Il Messaggero, 19 ottobre 2022
Fare musica con la tecnologia spaziale
Jean-Michel Jarre, 74 anni, non compone musica di facile ascolto, ma vanta un sacco di primati «commerciali». Ha venduto oltre 80 milioni di album e il suo disco più famoso, Oxygène, ha totalizzato 12 milioni di copie solo in Francia, diventando il più venduto di sempre nel Paese. La sua musica sperimentale e ferocemente elettronica ha sbancato anche in Cina (Oxygène e il successivo Équinoxe furono i primi dischi occidentali a essere trasmessi dalla radio cinese) e con concerti megagalattici persino sulla Piazza Rossa di Mosca. Ora Jarre torna con Oxymore, disco particolarissimo per le tecniche innovative utilizzate, ovvero inciso in versione binaurale multicanale in 3D.
Ci spieghi questa cosa così complessa.
«Il disco è un omaggio al compositore Pierre Henry che è stato un mio maestro. Negli anni ’40 teorizzava l’ascolto immersivo e spaziale. Questo suono rivoluziona il modo in cui la musica viene composta e suonata collocando i suoni nello spazio a 360 gradi e può connettersi virtualmente con tutti grazie a delle cuffie».
La tecnologia avanza...
«Sì, se tecnologia vuol dire progresso, integrazione, comunicazione.
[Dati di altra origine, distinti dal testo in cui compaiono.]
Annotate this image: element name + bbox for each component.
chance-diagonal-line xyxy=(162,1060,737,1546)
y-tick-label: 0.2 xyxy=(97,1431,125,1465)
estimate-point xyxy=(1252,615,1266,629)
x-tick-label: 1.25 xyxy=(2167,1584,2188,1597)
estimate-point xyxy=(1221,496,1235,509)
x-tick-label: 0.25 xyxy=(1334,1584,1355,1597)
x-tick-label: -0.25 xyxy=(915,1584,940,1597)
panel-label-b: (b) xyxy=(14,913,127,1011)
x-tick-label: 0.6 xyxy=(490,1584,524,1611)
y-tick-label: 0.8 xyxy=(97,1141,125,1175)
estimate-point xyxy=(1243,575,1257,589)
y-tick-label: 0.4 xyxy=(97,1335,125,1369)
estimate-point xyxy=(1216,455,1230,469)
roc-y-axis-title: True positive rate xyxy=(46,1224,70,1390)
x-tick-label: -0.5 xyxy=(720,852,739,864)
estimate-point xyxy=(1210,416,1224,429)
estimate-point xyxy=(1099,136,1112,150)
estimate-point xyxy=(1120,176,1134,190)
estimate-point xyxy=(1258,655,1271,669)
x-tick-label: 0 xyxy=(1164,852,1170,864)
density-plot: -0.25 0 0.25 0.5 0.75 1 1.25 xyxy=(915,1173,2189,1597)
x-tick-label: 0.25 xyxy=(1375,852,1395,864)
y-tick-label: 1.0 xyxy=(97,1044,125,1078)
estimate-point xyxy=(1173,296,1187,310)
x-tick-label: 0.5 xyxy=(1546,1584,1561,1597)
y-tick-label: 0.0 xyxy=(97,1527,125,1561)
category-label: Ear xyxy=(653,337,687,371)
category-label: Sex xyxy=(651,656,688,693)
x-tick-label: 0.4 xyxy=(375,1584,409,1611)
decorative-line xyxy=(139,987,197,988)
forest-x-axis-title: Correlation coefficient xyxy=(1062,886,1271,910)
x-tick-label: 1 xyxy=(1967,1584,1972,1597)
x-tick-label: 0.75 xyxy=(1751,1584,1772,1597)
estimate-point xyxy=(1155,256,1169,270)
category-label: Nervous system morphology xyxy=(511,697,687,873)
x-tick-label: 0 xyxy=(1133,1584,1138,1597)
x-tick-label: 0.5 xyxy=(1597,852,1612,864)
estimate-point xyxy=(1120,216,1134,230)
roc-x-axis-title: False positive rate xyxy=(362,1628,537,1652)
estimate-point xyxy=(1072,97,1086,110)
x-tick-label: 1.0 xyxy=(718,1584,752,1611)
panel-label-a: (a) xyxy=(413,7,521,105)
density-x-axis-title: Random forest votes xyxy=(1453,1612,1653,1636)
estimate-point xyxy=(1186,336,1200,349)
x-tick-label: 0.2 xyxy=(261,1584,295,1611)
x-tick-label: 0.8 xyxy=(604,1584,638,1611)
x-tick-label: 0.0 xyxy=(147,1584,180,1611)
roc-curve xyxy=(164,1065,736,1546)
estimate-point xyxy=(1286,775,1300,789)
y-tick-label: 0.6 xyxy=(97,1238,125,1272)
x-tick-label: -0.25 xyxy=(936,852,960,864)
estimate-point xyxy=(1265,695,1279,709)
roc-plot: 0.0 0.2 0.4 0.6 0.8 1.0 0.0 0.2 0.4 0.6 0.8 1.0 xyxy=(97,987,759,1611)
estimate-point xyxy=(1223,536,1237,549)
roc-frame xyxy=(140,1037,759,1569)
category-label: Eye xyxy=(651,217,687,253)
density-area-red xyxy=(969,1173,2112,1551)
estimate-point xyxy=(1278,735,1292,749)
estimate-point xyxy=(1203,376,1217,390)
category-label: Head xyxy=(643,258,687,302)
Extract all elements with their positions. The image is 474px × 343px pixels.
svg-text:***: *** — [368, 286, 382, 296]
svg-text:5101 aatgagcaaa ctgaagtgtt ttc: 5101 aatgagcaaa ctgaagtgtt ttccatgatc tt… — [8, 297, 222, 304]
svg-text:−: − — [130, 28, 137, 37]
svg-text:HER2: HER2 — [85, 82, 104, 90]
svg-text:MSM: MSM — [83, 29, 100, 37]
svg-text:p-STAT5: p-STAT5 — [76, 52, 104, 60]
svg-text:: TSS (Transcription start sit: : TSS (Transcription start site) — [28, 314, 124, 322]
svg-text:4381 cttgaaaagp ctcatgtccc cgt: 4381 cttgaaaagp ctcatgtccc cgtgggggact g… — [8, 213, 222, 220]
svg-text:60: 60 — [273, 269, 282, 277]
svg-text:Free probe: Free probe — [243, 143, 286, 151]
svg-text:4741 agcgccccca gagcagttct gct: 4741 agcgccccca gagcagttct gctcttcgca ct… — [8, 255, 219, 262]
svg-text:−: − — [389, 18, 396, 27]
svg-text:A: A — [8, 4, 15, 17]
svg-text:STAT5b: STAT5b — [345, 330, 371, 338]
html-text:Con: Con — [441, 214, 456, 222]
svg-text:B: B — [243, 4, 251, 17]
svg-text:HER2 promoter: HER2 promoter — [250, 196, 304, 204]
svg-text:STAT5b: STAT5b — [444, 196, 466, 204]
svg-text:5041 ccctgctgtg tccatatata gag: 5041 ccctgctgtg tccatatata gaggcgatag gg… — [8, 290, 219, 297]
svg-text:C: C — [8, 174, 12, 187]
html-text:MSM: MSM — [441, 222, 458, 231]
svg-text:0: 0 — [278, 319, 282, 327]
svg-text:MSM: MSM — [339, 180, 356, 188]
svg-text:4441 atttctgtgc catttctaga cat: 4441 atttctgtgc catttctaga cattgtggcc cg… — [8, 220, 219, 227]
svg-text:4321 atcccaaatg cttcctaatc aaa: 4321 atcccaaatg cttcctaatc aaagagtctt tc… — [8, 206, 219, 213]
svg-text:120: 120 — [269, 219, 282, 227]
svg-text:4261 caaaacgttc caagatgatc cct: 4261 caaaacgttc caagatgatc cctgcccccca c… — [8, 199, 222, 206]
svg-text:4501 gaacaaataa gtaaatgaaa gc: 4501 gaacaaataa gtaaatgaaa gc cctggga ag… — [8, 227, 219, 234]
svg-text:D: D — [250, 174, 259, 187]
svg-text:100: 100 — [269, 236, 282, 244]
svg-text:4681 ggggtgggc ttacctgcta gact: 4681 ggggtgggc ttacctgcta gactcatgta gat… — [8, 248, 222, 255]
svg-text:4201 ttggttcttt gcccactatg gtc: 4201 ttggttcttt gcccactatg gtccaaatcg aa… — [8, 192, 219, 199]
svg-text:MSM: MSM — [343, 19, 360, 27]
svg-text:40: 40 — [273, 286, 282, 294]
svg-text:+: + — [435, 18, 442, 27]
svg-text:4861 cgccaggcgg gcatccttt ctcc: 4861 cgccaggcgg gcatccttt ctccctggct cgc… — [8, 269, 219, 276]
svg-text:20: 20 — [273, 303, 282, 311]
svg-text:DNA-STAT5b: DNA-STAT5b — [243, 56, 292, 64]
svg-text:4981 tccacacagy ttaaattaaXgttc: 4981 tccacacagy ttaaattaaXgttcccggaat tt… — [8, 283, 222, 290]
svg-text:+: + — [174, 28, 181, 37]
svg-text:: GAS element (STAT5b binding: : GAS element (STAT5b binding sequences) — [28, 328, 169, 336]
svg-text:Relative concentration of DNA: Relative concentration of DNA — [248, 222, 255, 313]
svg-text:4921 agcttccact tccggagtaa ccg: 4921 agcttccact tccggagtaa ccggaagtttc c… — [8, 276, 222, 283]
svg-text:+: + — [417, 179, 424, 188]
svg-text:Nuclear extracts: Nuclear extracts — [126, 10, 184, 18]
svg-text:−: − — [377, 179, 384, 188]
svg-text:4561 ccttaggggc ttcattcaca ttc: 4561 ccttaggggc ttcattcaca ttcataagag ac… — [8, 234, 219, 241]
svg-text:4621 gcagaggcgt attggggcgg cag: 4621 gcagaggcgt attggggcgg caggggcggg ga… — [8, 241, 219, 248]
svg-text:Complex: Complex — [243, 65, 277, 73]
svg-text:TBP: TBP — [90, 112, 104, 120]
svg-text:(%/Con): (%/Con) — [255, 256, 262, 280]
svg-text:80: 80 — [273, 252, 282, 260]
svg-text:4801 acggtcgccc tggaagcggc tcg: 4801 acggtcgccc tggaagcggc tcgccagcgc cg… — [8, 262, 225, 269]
Questo disco non è stato pensato per un ascolto stereo, ma è il prodotto di una tecnologia spaziale. Lo stereo è un’invenzione umana, questa tecnologia aprirà la strada a nuove generazioni di compositori».
Cos’è oggi la musica elettronica?
«Tanti pensano che derivi dall’America degli anni ’80, però la musica non è fatta di note, ma di suoni. Negli anni ’40 in Francia c’era il movimento della Musica Concreta e addirittura nel 1910 in Italia c’era Luigi Russo che sperimentava nuovi strumenti. La musica elettronica non è apparentata col blues o col jazz e neppure con il pop, ma con la musica classica, anche se io spesso mi muovo all’interno della cultura pop. Ogni epoca ha le sue regole; negli anni ’60 Elvis si muoveva tra 45 giri, jukebox e concerti, io mi muovo secondo altre regole».
Lei ha creato la città musicale-virtuale di Oxyville...
«Sì, è un luogo dove posso sperimentare e tenere concerti in luoghi dove non appaio fisicamente e fare altri esperimenti».
Cultura e musica possono aiutare una società così in crisi?
«Con i loro messaggi lo possono fare. Senza cultura la società si estingue, la cultura è una parte fondamentale della società. Anche libri e film sono realtà virtuale perché uno ci si tuffa e incontra nuove esperienze e nuovi personaggi».
Al contrario di suo padre, lei si è dedicato poco al cinema, scrivendo una sola colonna sonora.
«La musica è il mio film personale, e poi forse non ho trovato la mia controparte adatta, come fecero Rota e Fellini. Fellini prima di morire mi disse ho fatto tanti film ma faccio sempre la stessa cosa che continua a crescere. Così hanno fatto anche i Beatles o i Pink Floyd. Per un artista la musica è l’opera della vita, e io voglio contribuire con la realtà virtuale».